Der Zisel besitzt eine Fertigkeit im Graben, welche geradezu in Erstaunen setzen und Uneingeweihten vollkommen unglaublich scheinen muß. Ich hatte einmal in meinem Zimmer, und zwar in einem aus Holz und Draht gefertigten Behälter, vier Zisel untergebracht, welche in kürzester Zeit sich durch Zernagendes Holzes frei zu machen wußten und zunächst in Stube und Kammer ihr Wesen trieben. Drei von ihnen wurden bald wieder eingefangen, der vierte aber war verschwunden. Nach zwei Tagen sah ich hinter einem größeren Stuhle einen Haufen Ziegelsteinbrocken, Mörtel und Sand liegen und mußte zu meinem Verdrusse wahrnehmen, daß diese Dinge von dem Zisel herrührten, welcher sich ein tiefes Loch in die Mauer gearbeitet hatte. Alle Versuche, ihn herauszuziehen, waren vergeblich; er grub noch fünf Tage lang fort und hatte, wie sich durch Messung ergab, ein Loch von über zwei Meter Tiefe in die Ziegelmauer gegraben, als er wieder eingefangen wurde.

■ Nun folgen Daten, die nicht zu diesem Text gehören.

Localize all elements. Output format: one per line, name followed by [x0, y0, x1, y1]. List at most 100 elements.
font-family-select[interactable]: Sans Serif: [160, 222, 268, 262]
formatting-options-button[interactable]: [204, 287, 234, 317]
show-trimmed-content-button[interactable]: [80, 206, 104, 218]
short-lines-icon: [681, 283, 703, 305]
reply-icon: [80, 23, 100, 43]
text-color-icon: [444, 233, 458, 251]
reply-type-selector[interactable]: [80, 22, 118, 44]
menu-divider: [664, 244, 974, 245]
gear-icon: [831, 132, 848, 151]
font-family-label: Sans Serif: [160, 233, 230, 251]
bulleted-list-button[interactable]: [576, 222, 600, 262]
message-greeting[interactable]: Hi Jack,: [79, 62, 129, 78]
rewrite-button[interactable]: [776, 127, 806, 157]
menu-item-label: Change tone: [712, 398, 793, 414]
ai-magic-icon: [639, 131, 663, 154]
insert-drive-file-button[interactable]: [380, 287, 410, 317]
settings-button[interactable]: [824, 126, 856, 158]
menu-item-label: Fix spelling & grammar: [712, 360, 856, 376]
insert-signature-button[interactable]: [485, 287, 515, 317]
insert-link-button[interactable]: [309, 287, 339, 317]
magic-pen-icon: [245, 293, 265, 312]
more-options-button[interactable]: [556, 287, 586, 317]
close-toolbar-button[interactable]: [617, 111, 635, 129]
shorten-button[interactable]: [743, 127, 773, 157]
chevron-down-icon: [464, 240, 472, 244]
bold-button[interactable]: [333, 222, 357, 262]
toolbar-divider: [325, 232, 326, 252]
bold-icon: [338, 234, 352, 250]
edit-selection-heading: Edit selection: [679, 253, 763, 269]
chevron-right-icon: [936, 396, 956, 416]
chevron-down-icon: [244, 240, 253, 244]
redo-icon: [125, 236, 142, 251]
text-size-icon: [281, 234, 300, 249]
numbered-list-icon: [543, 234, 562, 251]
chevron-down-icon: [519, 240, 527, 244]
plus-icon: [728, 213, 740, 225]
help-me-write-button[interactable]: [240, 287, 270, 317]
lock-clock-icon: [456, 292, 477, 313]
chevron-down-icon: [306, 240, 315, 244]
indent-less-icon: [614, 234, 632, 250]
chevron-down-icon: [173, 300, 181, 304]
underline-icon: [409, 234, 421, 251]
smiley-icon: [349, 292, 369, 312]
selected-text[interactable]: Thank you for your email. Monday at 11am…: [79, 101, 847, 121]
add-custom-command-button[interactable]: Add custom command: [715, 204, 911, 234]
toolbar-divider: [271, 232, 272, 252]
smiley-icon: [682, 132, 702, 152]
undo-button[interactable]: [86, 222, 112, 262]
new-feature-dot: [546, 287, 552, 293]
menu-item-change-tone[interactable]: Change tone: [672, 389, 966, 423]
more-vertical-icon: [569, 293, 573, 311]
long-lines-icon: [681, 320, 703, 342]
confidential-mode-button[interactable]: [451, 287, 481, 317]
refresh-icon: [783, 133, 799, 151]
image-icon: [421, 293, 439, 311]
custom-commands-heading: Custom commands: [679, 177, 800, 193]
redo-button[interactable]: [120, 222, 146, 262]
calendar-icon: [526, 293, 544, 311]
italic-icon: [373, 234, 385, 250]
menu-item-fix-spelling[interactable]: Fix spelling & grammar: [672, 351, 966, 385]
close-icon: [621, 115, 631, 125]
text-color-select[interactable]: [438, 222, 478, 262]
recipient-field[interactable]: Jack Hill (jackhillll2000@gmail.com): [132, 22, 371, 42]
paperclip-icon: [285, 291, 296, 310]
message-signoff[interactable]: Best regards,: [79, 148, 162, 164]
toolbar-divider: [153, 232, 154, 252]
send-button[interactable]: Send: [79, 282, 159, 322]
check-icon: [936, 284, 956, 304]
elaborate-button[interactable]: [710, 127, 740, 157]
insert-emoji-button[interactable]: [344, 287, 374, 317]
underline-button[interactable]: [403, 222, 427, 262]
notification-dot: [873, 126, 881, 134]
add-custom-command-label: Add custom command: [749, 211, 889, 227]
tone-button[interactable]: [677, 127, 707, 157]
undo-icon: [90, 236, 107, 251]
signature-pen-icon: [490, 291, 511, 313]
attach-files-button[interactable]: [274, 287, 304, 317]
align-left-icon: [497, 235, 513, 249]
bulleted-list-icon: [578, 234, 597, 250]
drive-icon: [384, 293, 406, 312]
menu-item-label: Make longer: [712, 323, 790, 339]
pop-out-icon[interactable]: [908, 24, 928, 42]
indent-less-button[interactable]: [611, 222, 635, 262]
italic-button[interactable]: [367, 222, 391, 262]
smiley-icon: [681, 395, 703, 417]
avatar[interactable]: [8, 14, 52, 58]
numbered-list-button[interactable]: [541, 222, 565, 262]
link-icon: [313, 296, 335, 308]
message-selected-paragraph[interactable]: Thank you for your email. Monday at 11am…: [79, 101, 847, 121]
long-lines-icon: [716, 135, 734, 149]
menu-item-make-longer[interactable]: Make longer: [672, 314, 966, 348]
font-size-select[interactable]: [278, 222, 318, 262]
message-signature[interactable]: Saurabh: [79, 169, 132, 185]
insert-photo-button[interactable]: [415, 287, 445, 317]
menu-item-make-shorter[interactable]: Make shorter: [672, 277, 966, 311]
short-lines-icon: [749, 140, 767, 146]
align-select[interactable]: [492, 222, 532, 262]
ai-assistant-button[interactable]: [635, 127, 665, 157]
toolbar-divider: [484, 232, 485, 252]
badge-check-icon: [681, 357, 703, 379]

Es kann keine angenehmere Unterhaltung gewähren, als in den Nachmittagsstunden eines Frühsommertages Zisel zu beobachten. Der Geruch hat zehn bis zwölf bewohnte Baue erkennen lassen, in deren Nähe wir uns lagern. Kaum zehn Minuten währt es, und in der Mündung einer Röhre erscheint ein äußerst liebliches Köpfchen, dessen klare Augen unbesorgt ins Grüne spähen; der übrige Leib folgt, unser Thierchen setzt sich auf, macht ein Männchen, vollendet seine Rundschau, fühlt sich sicher und geht an irgend welches Geschäft. Binnen wenigen Minuten ist gewiß die ganze Gesellschaft am Platze, und nunmehr hat das Auge volle Beschäftigung. Einige spielen, andere putzen sich, einige beknabbern eine Wurzel, andere treiben sonst etwas. Da streicht ein Raubvogel vor über: ein gellender Pfiff, jeder rennt seinem Falloche zu, stürzt sich kopfüber in dasselbe, und alles ist in den Röhren verschwunden. Doch nur geraume Zeit, und das alte Spiel beginnt von neuem.

In seinen Bewegungen ist der Zisel ein kleines Murmelthier, kein Hörnchen. Er läuft huschend über den Boden dahin, in rascher Folge ein Bein um das andere fürder setzend, führt selten einen Sprung aus und klettert ungern, obschon nicht ganz ungeschickt, jedoch immer nur nach Art der Murmelthiere, nicht nach Art der Eichhörnchen. Auch seine Stellungen beim Sitzen, sein Männchenmachen und endlich seine Stimme, ein dem Locktone des Kernbeißers täuschend ähnlicher Pfiff, erinnern an jene, nicht an diese.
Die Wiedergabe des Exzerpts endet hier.